- Born: Alexander Morgan Stephens 9 May 1996 (age 30) Caernarfon, Wales
- Origin: Liverpool, England
- Genres: Indie pop; bedroom pop; dream pop; psychedelic pop;
- Occupations: Singer; songwriter; keyboardist;
- Years active: 2018–present
- Label: Melodic
- Formerly of: The Orielles

= Strawberry Guy =

Welsh indie pop musician

Alexander Morgan Stephens (born 9 May 1996), better known by his stage name Strawberry Guy, is a Welsh indie pop musician.

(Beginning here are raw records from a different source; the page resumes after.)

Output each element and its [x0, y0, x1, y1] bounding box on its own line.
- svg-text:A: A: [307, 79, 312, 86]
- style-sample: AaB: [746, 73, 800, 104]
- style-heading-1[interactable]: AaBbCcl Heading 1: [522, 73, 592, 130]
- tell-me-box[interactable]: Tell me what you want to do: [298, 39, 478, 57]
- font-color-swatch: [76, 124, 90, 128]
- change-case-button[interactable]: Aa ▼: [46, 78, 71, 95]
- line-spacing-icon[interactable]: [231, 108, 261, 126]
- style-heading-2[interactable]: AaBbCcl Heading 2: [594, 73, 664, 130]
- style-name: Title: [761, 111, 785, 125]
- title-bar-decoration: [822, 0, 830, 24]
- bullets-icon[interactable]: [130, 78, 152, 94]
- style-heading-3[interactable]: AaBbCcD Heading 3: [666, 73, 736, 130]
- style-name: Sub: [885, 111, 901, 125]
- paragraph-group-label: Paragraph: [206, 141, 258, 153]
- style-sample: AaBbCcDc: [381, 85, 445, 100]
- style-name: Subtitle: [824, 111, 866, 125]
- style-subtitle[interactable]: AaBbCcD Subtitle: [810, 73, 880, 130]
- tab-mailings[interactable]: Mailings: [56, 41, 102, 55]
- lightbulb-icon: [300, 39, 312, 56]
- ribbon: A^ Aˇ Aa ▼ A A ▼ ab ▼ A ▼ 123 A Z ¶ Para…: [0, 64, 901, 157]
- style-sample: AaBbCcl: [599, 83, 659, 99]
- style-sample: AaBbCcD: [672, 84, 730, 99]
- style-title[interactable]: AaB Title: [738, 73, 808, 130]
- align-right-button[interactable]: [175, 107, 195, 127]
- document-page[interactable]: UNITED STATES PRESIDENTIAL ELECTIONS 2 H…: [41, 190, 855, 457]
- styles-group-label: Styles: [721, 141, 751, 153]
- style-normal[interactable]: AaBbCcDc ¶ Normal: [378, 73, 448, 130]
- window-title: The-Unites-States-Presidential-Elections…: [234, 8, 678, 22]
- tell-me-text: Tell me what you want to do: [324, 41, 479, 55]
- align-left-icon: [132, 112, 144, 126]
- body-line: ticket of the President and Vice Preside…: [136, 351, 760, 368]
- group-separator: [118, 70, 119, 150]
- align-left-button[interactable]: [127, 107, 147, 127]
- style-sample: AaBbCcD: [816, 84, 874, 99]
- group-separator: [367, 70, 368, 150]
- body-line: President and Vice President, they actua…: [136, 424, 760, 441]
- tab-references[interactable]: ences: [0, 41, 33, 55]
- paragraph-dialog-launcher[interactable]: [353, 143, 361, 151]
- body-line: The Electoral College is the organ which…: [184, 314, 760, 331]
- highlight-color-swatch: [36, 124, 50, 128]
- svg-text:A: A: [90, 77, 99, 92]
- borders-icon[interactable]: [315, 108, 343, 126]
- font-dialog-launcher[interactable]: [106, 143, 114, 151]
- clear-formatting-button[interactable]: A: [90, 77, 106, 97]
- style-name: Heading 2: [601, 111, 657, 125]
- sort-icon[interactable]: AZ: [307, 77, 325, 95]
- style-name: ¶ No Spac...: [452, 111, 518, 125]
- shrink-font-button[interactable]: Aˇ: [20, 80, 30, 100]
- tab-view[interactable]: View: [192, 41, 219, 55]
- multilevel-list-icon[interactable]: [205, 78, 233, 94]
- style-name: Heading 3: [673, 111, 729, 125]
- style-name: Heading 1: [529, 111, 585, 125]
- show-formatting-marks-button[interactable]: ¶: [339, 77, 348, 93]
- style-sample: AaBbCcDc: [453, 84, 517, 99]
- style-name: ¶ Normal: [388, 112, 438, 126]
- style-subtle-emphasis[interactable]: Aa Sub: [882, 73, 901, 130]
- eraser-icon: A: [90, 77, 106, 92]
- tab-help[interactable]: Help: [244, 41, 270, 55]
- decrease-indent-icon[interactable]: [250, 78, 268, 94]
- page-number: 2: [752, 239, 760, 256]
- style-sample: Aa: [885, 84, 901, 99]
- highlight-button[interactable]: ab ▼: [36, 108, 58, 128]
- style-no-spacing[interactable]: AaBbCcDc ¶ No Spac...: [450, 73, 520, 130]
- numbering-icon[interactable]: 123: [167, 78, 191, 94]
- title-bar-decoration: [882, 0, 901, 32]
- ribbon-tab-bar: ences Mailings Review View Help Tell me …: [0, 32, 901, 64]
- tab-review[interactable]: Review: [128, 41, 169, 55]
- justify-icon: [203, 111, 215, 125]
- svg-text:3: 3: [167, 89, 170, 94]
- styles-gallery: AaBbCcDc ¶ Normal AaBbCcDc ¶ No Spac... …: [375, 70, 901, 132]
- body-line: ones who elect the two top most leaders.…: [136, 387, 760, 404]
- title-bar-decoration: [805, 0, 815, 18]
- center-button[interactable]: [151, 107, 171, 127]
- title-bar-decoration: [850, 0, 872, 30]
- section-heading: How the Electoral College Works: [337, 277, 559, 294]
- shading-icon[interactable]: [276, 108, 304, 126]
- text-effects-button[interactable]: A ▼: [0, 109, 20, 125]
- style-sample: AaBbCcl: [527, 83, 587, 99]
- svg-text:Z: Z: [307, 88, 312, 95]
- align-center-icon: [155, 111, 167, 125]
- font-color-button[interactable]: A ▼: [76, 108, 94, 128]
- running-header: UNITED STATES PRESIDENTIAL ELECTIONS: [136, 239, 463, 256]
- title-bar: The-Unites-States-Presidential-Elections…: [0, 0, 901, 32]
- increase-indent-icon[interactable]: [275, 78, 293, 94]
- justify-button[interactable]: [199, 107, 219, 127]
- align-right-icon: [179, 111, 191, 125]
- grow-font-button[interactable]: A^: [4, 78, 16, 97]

He is best known for his 2019 single "Mrs Magic", which gained popularity via TikTok.

Previously the keyboardist for the English indie rock band the Orielles, Stephens began creating music as Strawberry Guy in 2018 and released his debut EP, Taking My Time to Be, in 2019. He issued his first full-length album, Sun Outside My Window, in October 2021.

==Personal life==
Stephens was born in Wales and relocated to Liverpool to attend the Liverpool Institute for Performing Arts.

==Discography==
===Studio albums===
- Sun Outside My Window (2021)
- Give Me a Dream (2026)

===EPs===
- Taking My Time to Be (2019)
- F Song and Mrs Magic (Strings Versions) (2023)

===Singles===

List of singles, with selected chart positions
Title: Year; Peak chart positions; Certifications; Album
US
"F Song": 2018; —; Non-album single
"Without You": 2019; —; Taking My Time to Be
"What Would I Do?": —
"Mrs Magic": 97; RMNZ: Platinum; RIAA: Platinum;
"Sun Outside My Window": 2021; —; Sun Outside My Window
"Company": —
"I'll Never Feel That Young Again": 2026; —; Give Me a Dream
"Love Me Like You Used To": —
"—" denotes a recording that did not chart or was not released in that territory.